![]() |
Adnan Buyung Nasution. Foto : Okezone. |
Indonesia berduka. Salah satu putra terbaik di bidang aturan, Adnan Buyung Nasution, mengembuskan napas terakhir pada hari ini, Rabu 23 September 2015, sekira pukul 10.15 WIB, sehabis beberapa hari dirawat di Rumah Sakit Pondok Indah (RSPI), Jakarta Selatan.
Tidak ada yang tahu nama asli pria kelahiran Jakarta 20 Juli 1934 itu adalah Adnan Bahrum Nasution. Mantan anggota Dewan Pertimbangan Presiden kurun 2007–2009 ini mendapat nama “Buyung” sebab sering dipanggil seperti itu oleh teman-teman dan kerabatnya.
Adnan Buyung Nasution diketahui sebagai seorang yang tangguh sejak kecil. Usia 12 tahun, dia hidup bersama adiknya menjual barang loakan di Pasar Kranggan, Yogyakarta. Di daerah itu juga, ibu Buyung berdagang es cendol. Sementara ayahnya bergerilya melawan Belanda pada 1947 hingga 1948. Kegigihan Buyung merupakan turunan sifat ayahnya. Tidak heran kalau Buyung populer selaku sosok advokat dan kegiatan ahli.
Adnan Buyung tercatat pernah menjadi mahasiswa Teknik Sipil Institut Teknologi Bandung (ITB). Namun satu tahun lalu, dia pindah ke Fakultas Gabung Hukum, Ekonomi, dan Sosial Politik di Universitas Gadjah Mada (UGM) Yogyakarta sampai kesannya berlabuh di Fakultas Hukum dan Ilmu Pengetahuan Kemasyarakatan Universitas Indonesia (UI).
Setelah lulus dari UI, pria yang juga pernah menempuh sekolah di Studi Hukum Internasional Universitas Melbourne, Australia, ini memulai karier di jalur hukum selaku jaksa di Kejaksaan Negeri spesial Jakarta pada 1957.
Adnan Buyung tercatat sebagai sosok pendiri dan Ketua Gerakan Pelaksana Ampera serta anggota Komando Aksi Penggayangan Gestapu. Adnan Buyung juga sempat menerima skorsing selama 1,5 tahun alasannya ikut berdemonstrasi dengan Kesatuan Aksi Mahasiswa Indonesia (KAMI) dan dituduh selaku antirevolusi. Adnan Buyung juga sempat terdaftar selaku anggota DPRS/MPRS masa 1966–1968.
Melihat sepak terjang Adnan Buyung, tidak mampu dilepaskan dengan pemikiran dirinya untuk mendirikan Lembaga Bantuan Hukum (LBH). Ketua DPP Peradin era 1977 ini mendirikan LBH pada 1970. Keputusan pendirian LBH ini tidak lepas dari pengalaman Adnan Buyung sebagai Jaksa yang kerap menyaksikan penduduk kecil, terutama di tempat terpencil, buta aturan sehingga kadang kala banyak menjadi korban kriminalisasi.

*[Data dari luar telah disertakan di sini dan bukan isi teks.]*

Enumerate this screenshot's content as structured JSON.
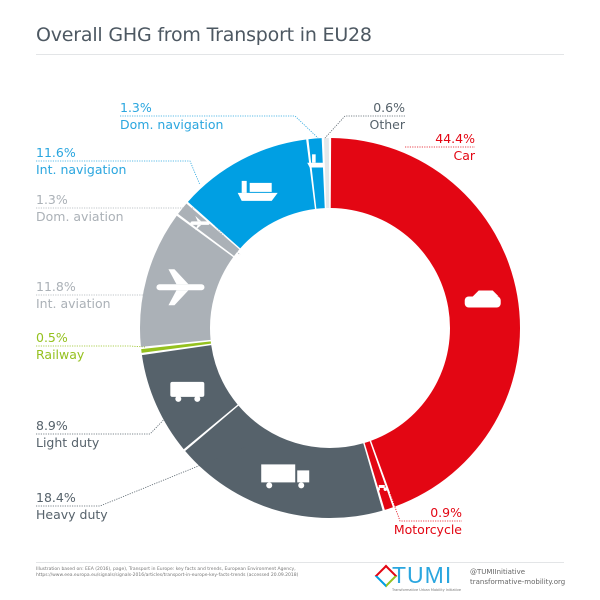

Dari situlah ia tergugah untuk membela rakyat kecil. Bukan untuk melawan aturan, tetapi menempatkan hukum sesuai tempatnya.
Adnan Buyung memperlakukan LBH mirip seorang anak kecil sehingga kadang terkesan terlalu posesif. Dia rela mendedikasikan seluruh waktu, tenaga, bahkan hidupnya demi LBH.
"Bagaimana kita mau menegakkan aturan dan keadilan jikalau posisinya tidak sepadan. Di situ saya berpikir mesti ada orang yang membela mereka," katanya, sementara waktu lalu.
Selamat jalan Adnan Bahrum Nasution.